African immunization experts call for equitable access to COVID-19 vaccines

By Verenardo Meeme

November 25, 2020

Immunization experts in Africa are urging the international community and African countries to take concrete actions to ensure the continent has equitable access to COVID-19 vaccines.

The World Health Organization (WHO) has joined the experts in making this appeal as positive results emerge in the search for a vaccine that provides effective protection against the coronavirus that causes COVID-19.

“Too often, African countries end up at the back of the queue for new technologies, including vaccines,” said Dr. Matshidiso Moeti, WHO regional director for Africa. “These life-saving products must be available to everyone, not only those who can afford to pay.”

The African Union (AU) has endorsed Africa’s need to develop a framework to actively engage in the development of and access to COVID-19 vaccines. Countries can take steps now to strengthen health systems, improve immunization delivery and pave the way for the introduction of a COVID-19 vaccine.

Dr. Ouma Anzala, professor of virology and immunology and lead researcher at the Kenya Aids Vaccine Initiative (KAVI) at the Institute of Clinical Research, University of Nairobi, concurs with the AU’s position.

“Africa should start planning logistics and distribution of vaccines,” Anzala told journalists during a webinar conducted today by the Africa Science Media Centre. “The cold chain [required] for distribution for the vaccine is not going to be similar to the usual child vaccines.”

Governments urged to allocate resources

Anzala, who has actively participated in COVID-19 vaccine research, is urging African governments to allocate adequate resources to place Africa on par with pharmaceutical interventions amid the positive breakthrough in the search for COVID-19 vaccines.

“For the longest period I have been a medical doctor,” Anzala said. “I know very well that the best hope in any infectious disease is a vaccine.

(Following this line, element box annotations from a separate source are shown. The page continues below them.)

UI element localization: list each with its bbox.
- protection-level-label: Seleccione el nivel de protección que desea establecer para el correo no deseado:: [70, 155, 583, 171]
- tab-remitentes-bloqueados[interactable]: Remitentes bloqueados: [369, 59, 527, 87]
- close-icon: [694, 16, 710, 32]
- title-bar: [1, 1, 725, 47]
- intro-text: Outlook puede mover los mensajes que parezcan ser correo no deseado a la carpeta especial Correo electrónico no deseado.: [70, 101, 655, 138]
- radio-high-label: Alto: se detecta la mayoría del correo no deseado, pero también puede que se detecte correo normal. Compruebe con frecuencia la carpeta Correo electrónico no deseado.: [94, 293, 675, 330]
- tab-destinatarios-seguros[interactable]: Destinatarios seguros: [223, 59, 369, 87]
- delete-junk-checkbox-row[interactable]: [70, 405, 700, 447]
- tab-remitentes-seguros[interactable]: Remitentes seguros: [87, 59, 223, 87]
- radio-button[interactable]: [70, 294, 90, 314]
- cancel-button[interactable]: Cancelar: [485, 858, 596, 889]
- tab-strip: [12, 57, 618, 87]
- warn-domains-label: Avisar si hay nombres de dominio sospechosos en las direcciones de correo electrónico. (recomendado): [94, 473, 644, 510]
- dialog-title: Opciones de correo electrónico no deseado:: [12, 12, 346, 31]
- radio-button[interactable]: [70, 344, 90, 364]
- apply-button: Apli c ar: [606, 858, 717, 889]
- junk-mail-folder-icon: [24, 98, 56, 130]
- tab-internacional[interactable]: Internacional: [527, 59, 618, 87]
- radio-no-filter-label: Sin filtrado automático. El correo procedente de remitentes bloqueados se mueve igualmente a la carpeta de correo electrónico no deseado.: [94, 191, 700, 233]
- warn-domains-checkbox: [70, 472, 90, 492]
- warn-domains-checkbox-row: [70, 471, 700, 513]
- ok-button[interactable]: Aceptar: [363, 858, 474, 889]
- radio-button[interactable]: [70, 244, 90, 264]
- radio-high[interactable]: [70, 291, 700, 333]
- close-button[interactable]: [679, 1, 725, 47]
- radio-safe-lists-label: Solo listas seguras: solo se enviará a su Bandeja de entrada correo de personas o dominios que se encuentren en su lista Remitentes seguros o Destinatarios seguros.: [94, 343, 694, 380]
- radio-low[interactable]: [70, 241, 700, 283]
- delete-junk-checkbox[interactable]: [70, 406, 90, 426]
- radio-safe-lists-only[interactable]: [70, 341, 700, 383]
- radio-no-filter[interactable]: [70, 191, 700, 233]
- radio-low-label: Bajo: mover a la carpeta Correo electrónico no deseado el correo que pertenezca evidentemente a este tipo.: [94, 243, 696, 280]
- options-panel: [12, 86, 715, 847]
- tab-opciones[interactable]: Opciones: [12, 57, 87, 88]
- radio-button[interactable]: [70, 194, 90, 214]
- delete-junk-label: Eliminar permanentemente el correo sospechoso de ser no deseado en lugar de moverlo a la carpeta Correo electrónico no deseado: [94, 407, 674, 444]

Even in places where we have treatment people die, but vaccines save lives, and it does this in two ways: Either they can offer protection from the disease or offer protection from infections. It means that once you have been vaccinated, you are likely not going to get infected with COVID 19 virus.”

Kenya and South Africa have participated in vaccine clinical trials, which have shown progress. But scientists say African countries are unlikely to allocate enough funds to purchase the vaccines, pinning their hopes on donors. Meanwhile, developed countries have already started allocating resources to buy and distribute the vaccines.

Kenya participated in the first phase of the trials as the country continues to record an increased rate of coronavirus infections. Anzala cautioned that even more infections are likely due to spreader events, such as crowding in bars, weddings and parties, as the festive season approaches.

Anzala said it is important to prioritize who should get the vaccine first. This is critical for people at higher risk of getting infected and experiencing complications and it is a subject that policymakers should promptly discuss.

‘‘We have a problem of anti-vaccines; their concerns must be discussed,” he said, recalling the delays and refusals that occurred in Kenya when Catholic clergy advised the faithful against vaccination, even to prevent diseases such as polio.

“These are issues that must be discussed now as various countries gear for the introduction of COVID-19 vaccines, he added. “There is need for a serious dialogue with all healthcare professionals, communities, opinion leaders, leaders, policymakers, churches and the media.”

Anzala is urging East African nations to come together and negotiate for vaccines to save lives, especially among the elderly.

“With older age, there is an increased mortality even without the comorbidities,” he said. “Shielding of the elderly and those with comorbidities is vital because we know once they get infected, the outcome is critical.”

Convey the correct information

Anzala appealed to the media to share only credible and verified information from experts with the public. “We have seen some media houses spreading propaganda, causing fear and anxiety,” he said. “This has brought a spike of mental illness cases.

The vaccines now showing efficacy will save lives and stop the transmission of the virus, Anzala said, and the scientists working on them are solid professionals.

The top three vaccine candidates are based on platforms that have been previously used. However, the vaccine candidates have competing interests, such as speed and safety.

“We want pharmaceutical-based interventions because we know that a particular one will work properly,’’ he added, warning that infections will continue if nothing changes, in terms of people failing to observe non-pharmaceutical interventions (mask-wearing, social distancing) that have been put in place.

Testing other promising vaccines

East Africa should opt for a COVID-19 consortium as experts continue to study these vaccines and see which are most appropriate for African populations, he advised.

South Africa and Kenya have participated in the Oxford University vaccine trials. Anzala said it also would be appropriate to test the Pfizer and Moderna vaccines to better understand their performance in an African setting.

One key issue is how vaccines can adapt to Africa’s existing distribution frameworks, he said. For example, the freezers that can store some vaccines at the required -70-degree Celsius temperature are not common in Africa.

The main challenge will be distribution and administration and not necessarily the per-person dosage cost, he said.

“If it all goes well, I see towards the end of first quarter 2021 two vaccines that are in frontline could be available, but this could be expedited if African countries start budgeting to purchase the vaccines,’’ Anzala said. He indicated that the African Union is interested in negotiating to fund access to vaccines without necessarily depending on the donor community.